Canary Wharf Group has agreed to sell its long leasehold interests in 5 Churchill Place for £208m to a limited patnership owned and controlled by a Middle Eastern private investor based in Bermuda.

The recently completed building was designed by HOK International and comprises 314,000sq ft of office accommodation arranged over twelve office floors.

The majority of 5 Churchill Place - 10 floors of 262,000 sq ft of space - is let to JP Morgan Markets, following its takeover of Bear Stearns which was to occupy the building, for a term of 20 years from 11 August 2009 at an annual rent of £10.61m or £40.50/sq ft.

The rent has a collar of £44.50/sq ft and £49.50/sq ft at the first review in 2014.

Canary Wharf Group is providing rent cover for the two currently unlet floors, which total 52,000sq ft of space, at £2.16m a year for a maximum period of 5 years.

Canary Wharf Group said that following the sales by Credit Suisse of its 20 Columbus Courtyard building and HSBC of its building at 8 Canada Square, "the disposal reflects the continued interest for investment in assets on the Canary Wharf estate for high quality and highly specified properties let to strong tenants".
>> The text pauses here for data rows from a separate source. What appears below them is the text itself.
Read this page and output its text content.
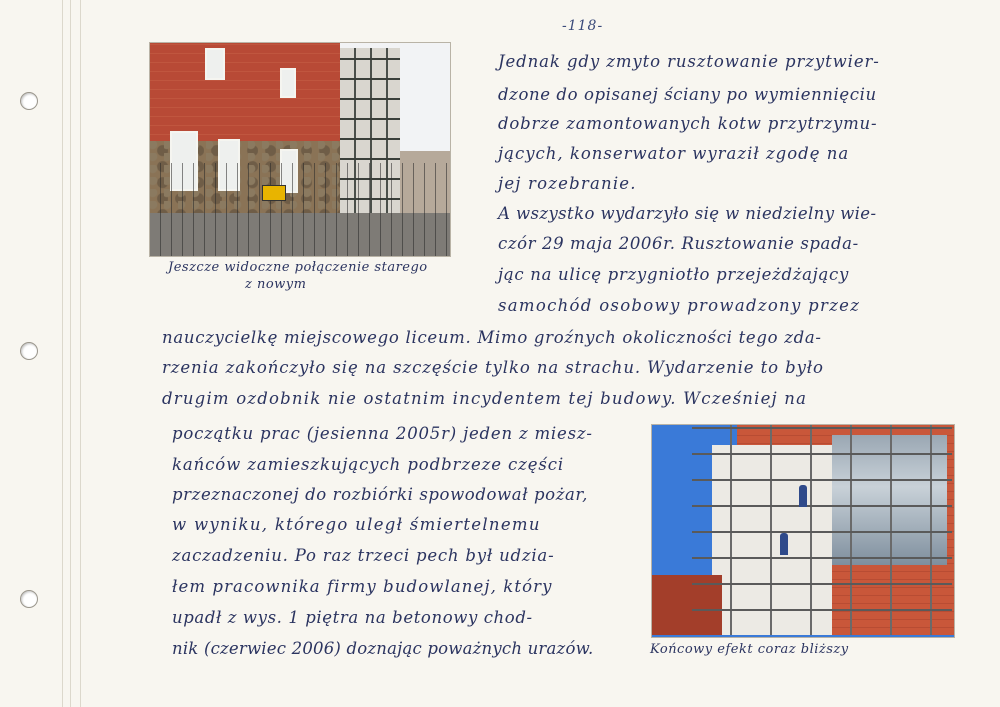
-118-
Jeszcze widoczne połączenie starego
z nowym
Końcowy efekt coraz bliższy
Jednak gdy zmyto rusztowanie przytwier-
dzone do opisanej ściany po wymiennięciu
dobrze zamontowanych kotw przytrzymu-
jących, konserwator wyraził zgodę na
jej rozebranie.
A wszystko wydarzyło się w niedzielny wie-
czór 29 maja 2006r. Rusztowanie spada-
jąc na ulicę przygniotło przejeżdżający
samochód osobowy prowadzony przez
nauczycielkę miejscowego liceum. Mimo groźnych okoliczności tego zda-
rzenia zakończyło się na szczęście tylko na strachu. Wydarzenie to było
drugim ozdobnik nie ostatnim incydentem tej budowy. Wcześniej na
początku prac (jesienna 2005r) jeden z miesz-
kańców zamieszkujących podbrzeze części
przeznaczonej do rozbiórki spowodował pożar,
w wyniku, którego uległ śmiertelnemu
zaczadzeniu. Po raz trzeci pech był udzia-
łem pracownika firmy budowlanej, który
upadł z wys. 1 piętra na betonowy chod-
nik (czerwiec 2006) doznając poważnych urazów.
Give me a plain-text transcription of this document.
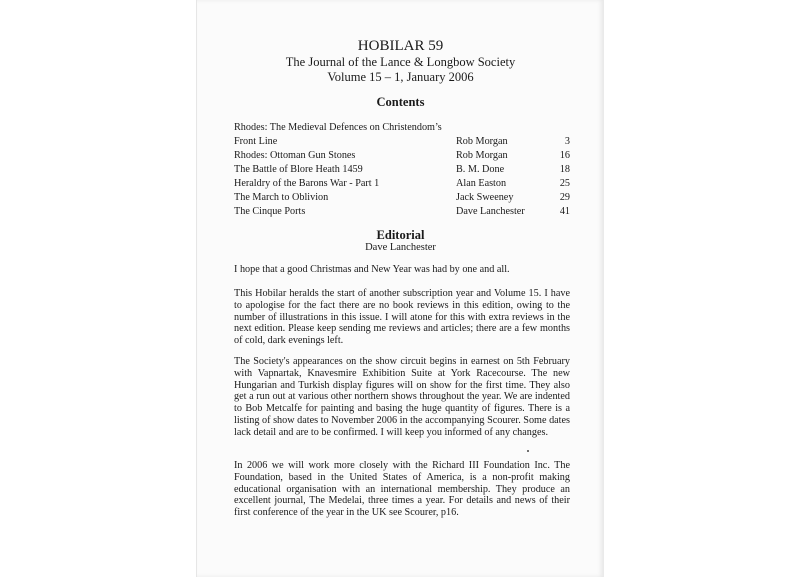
HOBILAR 59
The Journal of the Lance & Longbow Society
Volume 15 – 1, January 2006
Contents
Rhodes: The Medieval Defences on Christendom’s
Front Line	Rob Morgan	3
Rhodes: Ottoman Gun Stones	Rob Morgan	16
The Battle of Blore Heath 1459	B. M. Done	18
Heraldry of the Barons War - Part 1	Alan Easton	25
The March to Oblivion	Jack Sweeney	29
The Cinque Ports	Dave Lanchester	41
Editorial
Dave Lanchester

I hope that a good Christmas and New Year was had by one and all.

This Hobilar heralds the start of another subscription year and Volume 15. I have to apologise for the fact there are no book reviews in this edition, owing to the number of illustrations in this issue. I will atone for this with extra reviews in the next edition. Please keep sending me reviews and articles; there are a few months of cold, dark evenings left.

The Society's appearances on the show circuit begins in earnest on 5th February with Vapnartak, Knavesmire Exhibition Suite at York Racecourse. The new Hungarian and Turkish display figures will on show for the first time. They also get a run out at various other northern shows throughout the year. We are indented to Bob Metcalfe for painting and basing the huge quantity of figures. There is a listing of show dates to November 2006 in the accompanying Scourer. Some dates lack detail and are to be confirmed. I will keep you informed of any changes.

In 2006 we will work more closely with the Richard III Foundation Inc. The Foundation, based in the United States of America, is a non-profit making educational organisation with an international membership. They produce an excellent journal, The Medelai, three times a year. For details and news of their first conference of the year in the UK see Scourer, p16.
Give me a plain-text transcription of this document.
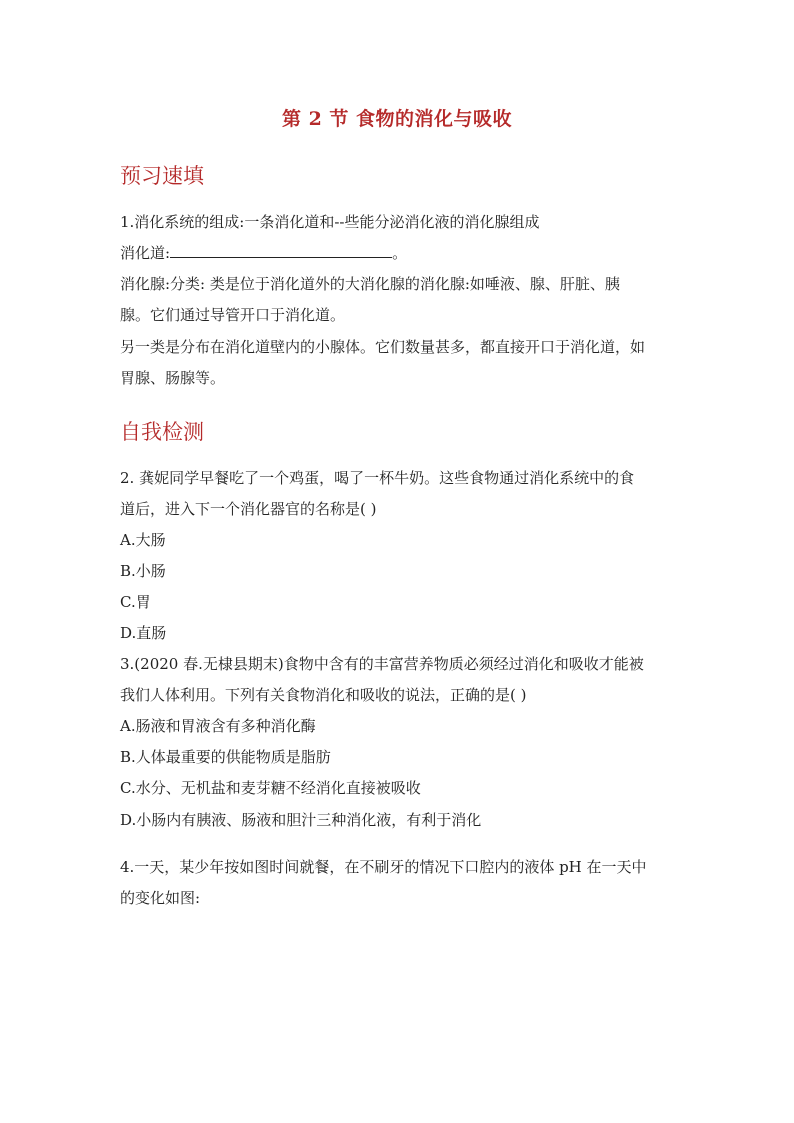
第 2 节 食物的消化与吸收
预习速填
1.消化系统的组成:一条消化道和--些能分泌消化液的消化腺组成
消化道:	。
消化腺:分类: 类是位于消化道外的大消化腺的消化腺:如唾液、腺、肝脏、胰
腺。它们通过导管开口于消化道。
另一类是分布在消化道壁内的小腺体。它们数量甚多，都直接开口于消化道，如
胃腺、肠腺等。
自我检测
2. 龚妮同学早餐吃了一个鸡蛋，喝了一杯牛奶。这些食物通过消化系统中的食
道后，进入下一个消化器官的名称是( )
A.大肠
B.小肠
C.胃
D.直肠
3.(2020 春.无棣县期末)食物中含有的丰富营养物质必须经过消化和吸收才能被
我们人体利用。下列有关食物消化和吸收的说法，正确的是( )
A.肠液和胃液含有多种消化酶
B.人体最重要的供能物质是脂肪
C.水分、无机盐和麦芽糖不经消化直接被吸收
D.小肠内有胰液、肠液和胆汁三种消化液，有利于消化
4.一天，某少年按如图时间就餐，在不刷牙的情况下口腔内的液体 pH 在一天中
的变化如图:
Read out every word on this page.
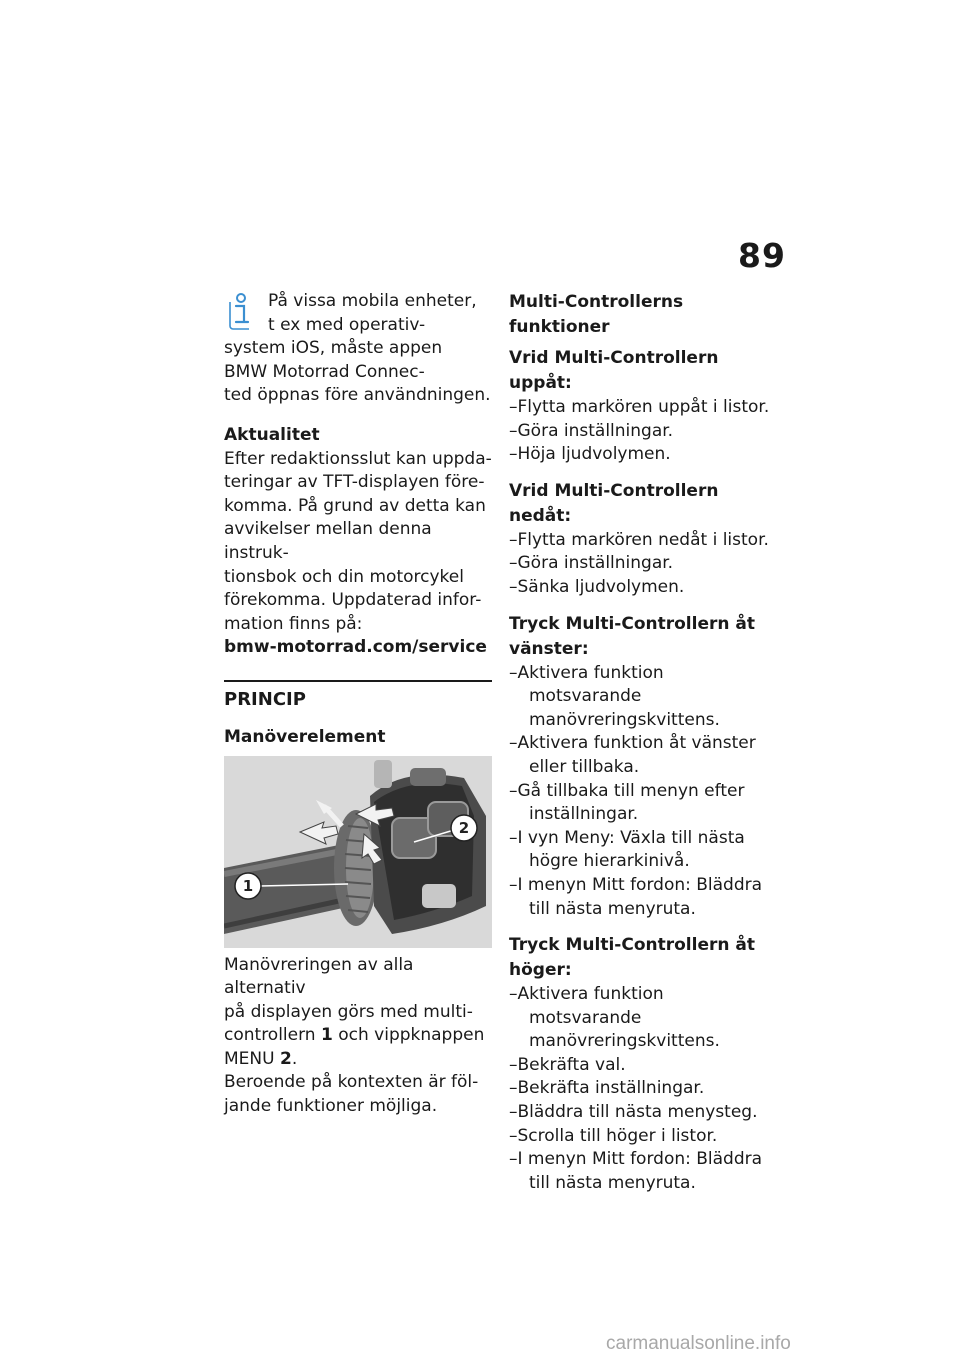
89

På vissa mobila enheter,

t ex med operativ-

system iOS, måste appen

BMW Motorrad Connec-

ted öppnas före användningen.

Aktualitet

Efter redaktionsslut kan uppda-

teringar av TFT-displayen före-

komma. På grund av detta kan

avvikelser mellan denna instruk-

tionsbok och din motorcykel

förekomma. Uppdaterad infor-

mation finns på:

bmw-motorrad.com/service

PRINCIP

Manöverelement

1
2

Manövreringen av alla alternativ

på displayen görs med multi-

controllern 1 och vippknappen

MENU 2.

Beroende på kontexten är föl-

jande funktioner möjliga.

Multi-Controllerns funktioner

Vrid Multi-Controllern uppåt:

–Flytta markören uppåt i listor.
–Göra inställningar.
–Höja ljudvolymen.

Vrid Multi-Controllern nedåt:

–Flytta markören nedåt i listor.
–Göra inställningar.
–Sänka ljudvolymen.

Tryck Multi-Controllern åt

vänster:

–Aktivera funktion motsvarande manövreringskvittens.
–Aktivera funktion åt vänster eller tillbaka.
–Gå tillbaka till menyn efter inställningar.
–I vyn Meny: Växla till nästa högre hierarkinivå.
–I menyn Mitt fordon: Bläddra till nästa menyruta.

Tryck Multi-Controllern åt

höger:

–Aktivera funktion motsvarande manövreringskvittens.
–Bekräfta val.
–Bekräfta inställningar.
–Bläddra till nästa menysteg.
–Scrolla till höger i listor.
–I menyn Mitt fordon: Bläddra till nästa menyruta.
carmanualsonline.info
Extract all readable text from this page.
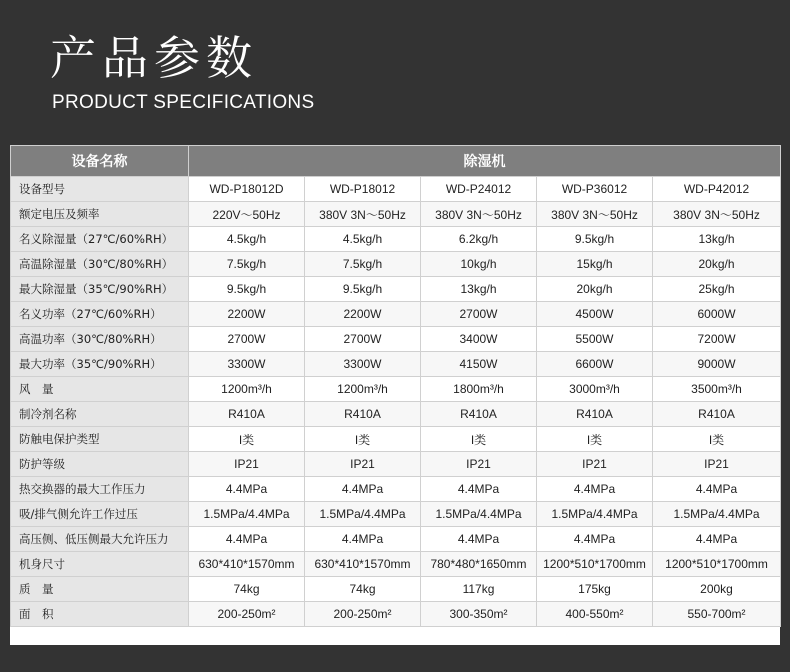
产品参数
PRODUCT SPECIFICATIONS
设备名称	除湿机				
设备型号	WD-P18012D	WD-P18012	WD-P24012	WD-P36012	WD-P42012
额定电压及频率	220V～50Hz	380V 3N～50Hz	380V 3N～50Hz	380V 3N～50Hz	380V 3N～50Hz
名义除湿量（27℃/60%RH）	4.5kg/h	4.5kg/h	6.2kg/h	9.5kg/h	13kg/h
高温除湿量（30℃/80%RH）	7.5kg/h	7.5kg/h	10kg/h	15kg/h	20kg/h
最大除湿量（35℃/90%RH）	9.5kg/h	9.5kg/h	13kg/h	20kg/h	25kg/h
名义功率（27℃/60%RH）	2200W	2200W	2700W	4500W	6000W
高温功率（30℃/80%RH）	2700W	2700W	3400W	5500W	7200W
最大功率（35℃/90%RH）	3300W	3300W	4150W	6600W	9000W
风　量	1200m³/h	1200m³/h	1800m³/h	3000m³/h	3500m³/h
制冷剂名称	R410A	R410A	R410A	R410A	R410A
防触电保护类型	I类	I类	I类	I类	I类
防护等级	IP21	IP21	IP21	IP21	IP21
热交换器的最大工作压力	4.4MPa	4.4MPa	4.4MPa	4.4MPa	4.4MPa
吸/排气侧允许工作过压	1.5MPa/4.4MPa	1.5MPa/4.4MPa	1.5MPa/4.4MPa	1.5MPa/4.4MPa	1.5MPa/4.4MPa
高压侧、低压侧最大允许压力	4.4MPa	4.4MPa	4.4MPa	4.4MPa	4.4MPa
机身尺寸	630*410*1570mm	630*410*1570mm	780*480*1650mm	1200*510*1700mm	1200*510*1700mm
质　量	74kg	74kg	117kg	175kg	200kg
面　积	200-250m²	200-250m²	300-350m²	400-550m²	550-700m²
It said that the disposal was consistent with the objectives of Canary Wharf Group "which include active management of its real estate portfolio and the realisation of value through sales and or refinancings of certain buildings whilst controlling key aspects of the Canary Wharf Estate.”

Jones Lang LaSalle and Capital Generation Partners advised the vendors. It is thought CB Richard Ellis advised Canary Wharf Group.